She explained that, for pinot noir, some delayed ripening is beneficial in the development of complex flavors; when it occurs too quickly, the result can be a very fruit-forward wine. “With our pinot, we’re looking for more nuance. We want the fruit, but we also want those spicy notes and the earthy character to come through. So having the time for all of those different flavors to develop is very important.”

Michelle had a similar thought on chardonnay, especially as it pertained to the huge amount of rainfall Napa Valley and the Bay Area received in 2023. “I was just talking to Chris Hyde earlier, and it’s the same thing with Hyde Vineyard. It looks like we’re going to have good yields this year, versus what we’ve had the past couple of years. All of that water, all that rain that we got this past winter, has really reinvigorated the vineyard so that the vines have a reservoir of water to draw from throughout their growth cycle.”

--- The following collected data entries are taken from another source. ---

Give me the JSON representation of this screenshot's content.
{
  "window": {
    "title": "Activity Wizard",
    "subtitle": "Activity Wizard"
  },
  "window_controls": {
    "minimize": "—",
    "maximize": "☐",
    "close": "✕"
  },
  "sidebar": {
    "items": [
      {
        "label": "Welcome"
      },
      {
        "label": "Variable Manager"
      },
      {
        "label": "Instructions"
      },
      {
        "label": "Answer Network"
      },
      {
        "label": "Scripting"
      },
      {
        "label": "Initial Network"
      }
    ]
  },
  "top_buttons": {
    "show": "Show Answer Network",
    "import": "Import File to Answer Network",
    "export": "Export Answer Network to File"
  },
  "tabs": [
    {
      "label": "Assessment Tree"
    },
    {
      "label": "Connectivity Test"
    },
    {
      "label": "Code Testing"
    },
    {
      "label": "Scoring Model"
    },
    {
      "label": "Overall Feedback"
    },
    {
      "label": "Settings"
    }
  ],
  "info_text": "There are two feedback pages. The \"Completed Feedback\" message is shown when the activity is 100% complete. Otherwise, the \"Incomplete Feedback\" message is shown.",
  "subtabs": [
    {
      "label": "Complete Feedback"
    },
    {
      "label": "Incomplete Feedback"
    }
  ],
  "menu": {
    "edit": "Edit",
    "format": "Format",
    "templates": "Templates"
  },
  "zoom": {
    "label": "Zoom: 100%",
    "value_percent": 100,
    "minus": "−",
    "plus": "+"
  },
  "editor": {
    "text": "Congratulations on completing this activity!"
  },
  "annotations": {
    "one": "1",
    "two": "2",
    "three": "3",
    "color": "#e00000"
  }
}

“Everything is looking even through the vineyard,” she observed of the Hydes’ Carneros property, a key piece of the Miner Family Chardonnay program.

Weather-related delays aside, preparations for the impending crush have continued at a brisk pace. This is where our Cellar Master Wes Raineri and his team enter the picture.

Having seen twenty-five harvests at Miner, Wes can appreciate the importance of where the grapes come from and their condition upon arrival at the crush pad. Overseeing how the fruit then gets to barrel and bottle is his area of expertise.

He took a few minutes out of a busy day to fill us in on the current cellar activities, but first had to give instructions to a driver delivering a twenty-yard pomace bin. The container wouldn’t get used (to collect the dried remains of pressed grapes, or pomace) for another couple of weeks after the onset of crush—more of Michelle’s “hurry up and wait.”

Wes started off with a comparison of this year to last, telling us that the driver had just dropped another bin at a Carneros winery where, in 2022, he’d made the same delivery a full month earlier. “I don’t recall ever getting our first fruit so late,” he said. “Even our sauvignon blanc, we might not get it the first week of September. It might be the second week.”

He added that, in terms of preparations, the late summer days at Miner were otherwise business as usual. “We’re just trying to finish up every aspect of non-harvest related wine work we can, so we can have all hands on deck getting everything ready for the first grapes.”

We’re still waiting to pick,” Michelle reminded us, her anticipation of this delayed harvest only heightened by what she’s been observing out in the vineyards, and in conversations with Miner’s growers. “It’s a later vintage than the previous two years, but in a very good way. If the weather cooperates, we have the potential here for an absolutely epic vintage. We’re talking moderate yields and loose clusters with smaller berries. And if grapes are able to reach their target ripeness, the wines should have great color and should be intensely flavored. So we’re just keeping our fingers crossed that we have this steady, warm weather—85 or 90 degrees—and it’ll be perfect.”

In the meantime, Wes and his cellar crew are, along with Michelle, embracing the concept of patience. “We just do one thing at a time, trying to make this place more efficient and make better quality wine,” he said. “And now we’re pretty much ready to go. It’s just a waiting game.”

A quick harvest update:

The grapes are in! (the very first of them, anyway…)

On the morning of the second Friday in September, the ’23 harvest and crush at Miner Family officially began with the delivery of fifteen tons of sauvignon blanc from Shartsis Vineyard, a small property off of Whitehall Lane in the northwest corner of Rutherford. Michelle earlier had told us that this longtime source of grapes is usually the very first vineyard to get picked for us every year, and this year is no exception—despite all of the other surprises 2023 has offered.